On 12 February, workers began clearing the trees to make way for the new project, designed to provide water for the parched southern Alentejo region and to open up this relatively poor area to investment, according to a spokesperson for the public-funded and government-owned company overseeing the project, EDIA. The spokesperson told edie that the reservoir would be dug by the end of the year, and that a 315-foot-high dam was also under construction on the Guadiana River.

The government says the project will generate hydroelectric power for the region, provide water to turn the arid soil into fertile fields and bring 20,000 jobs to the area, which is one of Portugal’s poorest, partly through building golf courses for tourists.

However, a coalition of five Portuguese environmental NGOs are furious about the so-called Alqueva project, which they describe as a “planned disaster”. The organisations, include one of the nation’s largest, the Nature Protection League, which on 15 February described the deforestation as “one of the biggest acts of environmental destruction ever in Portugal”, leading to the extinction of populations of species important at a national and European level.
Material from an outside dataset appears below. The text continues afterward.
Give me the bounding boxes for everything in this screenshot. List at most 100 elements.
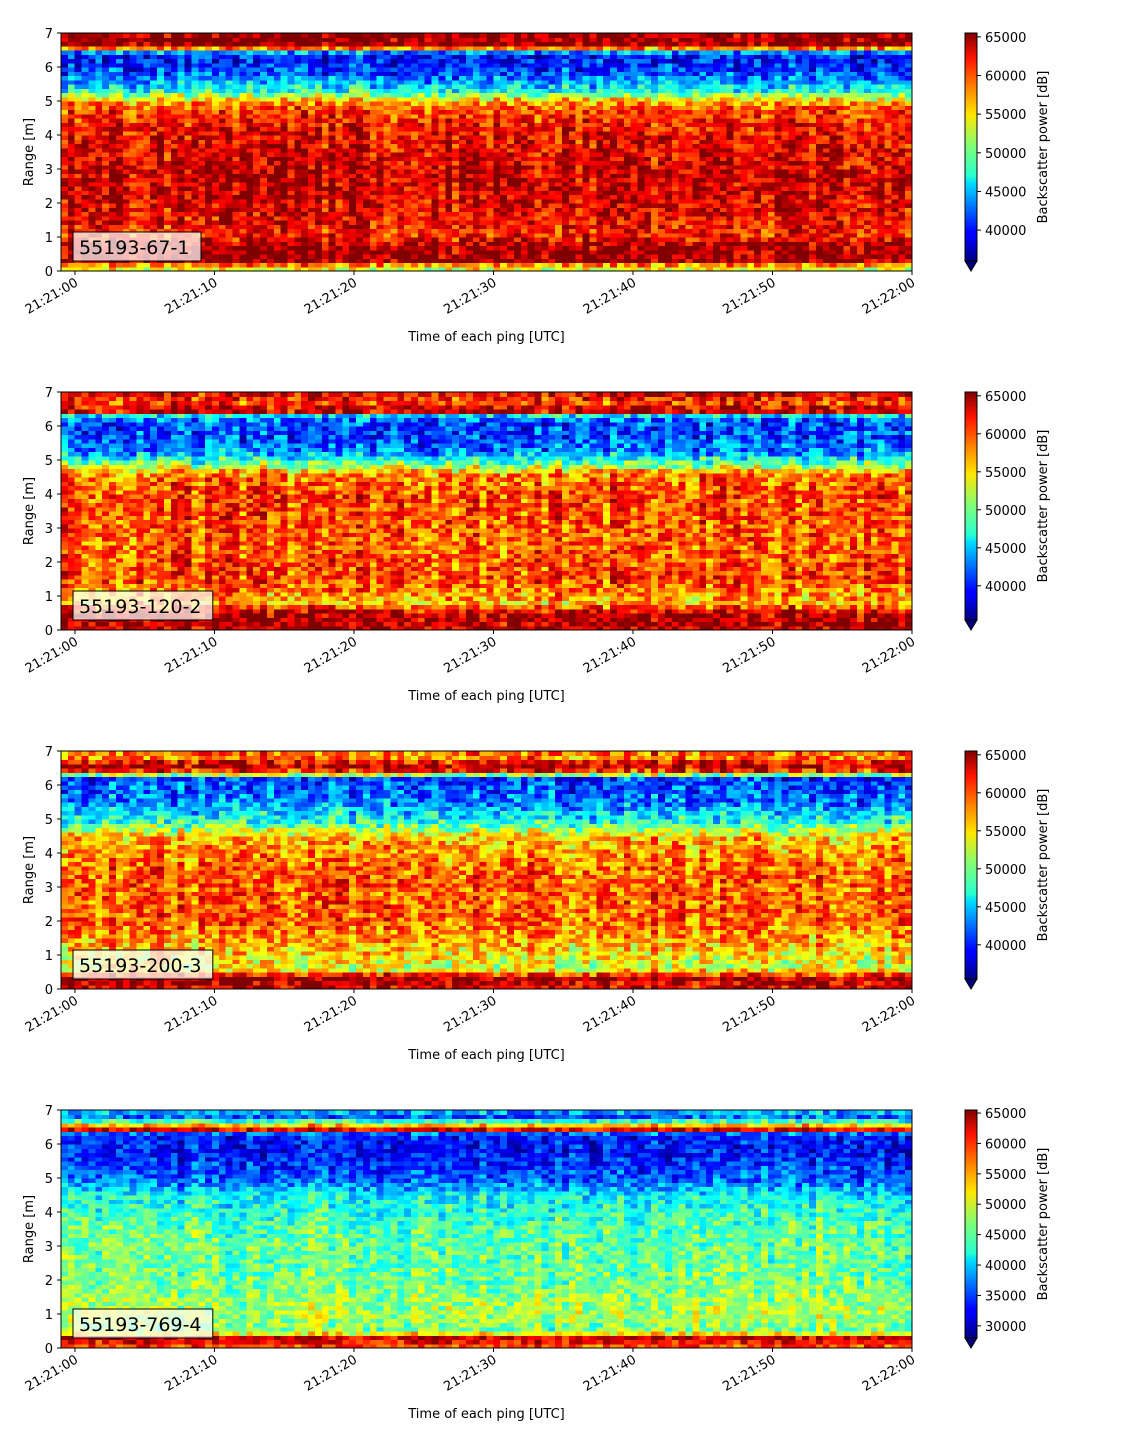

The value of the area, in terms of wildlife has not even been sufficiently studied, it says. New technology limiting the impact on the environment has been disregarded, the groups say, with a forestry plan and an evacuation plan for wildlife ignored.

Another major NGO, Quercus, offers no solutions to the life of the inhabitants of the Alentejo, with extra employment in agriculture, due to its declining nature, not offering any long-term solution. The expensive nature of the project, it says, defies Water Directive rules by not balancing the price of providing water with its actual value, whilst the new dam could lead to regional water conflict. There has not been sufficient discussion of the project, Quercus adds, and a new recently-signed convention between Spain and Portugal concerning shared rivers, may have been violated.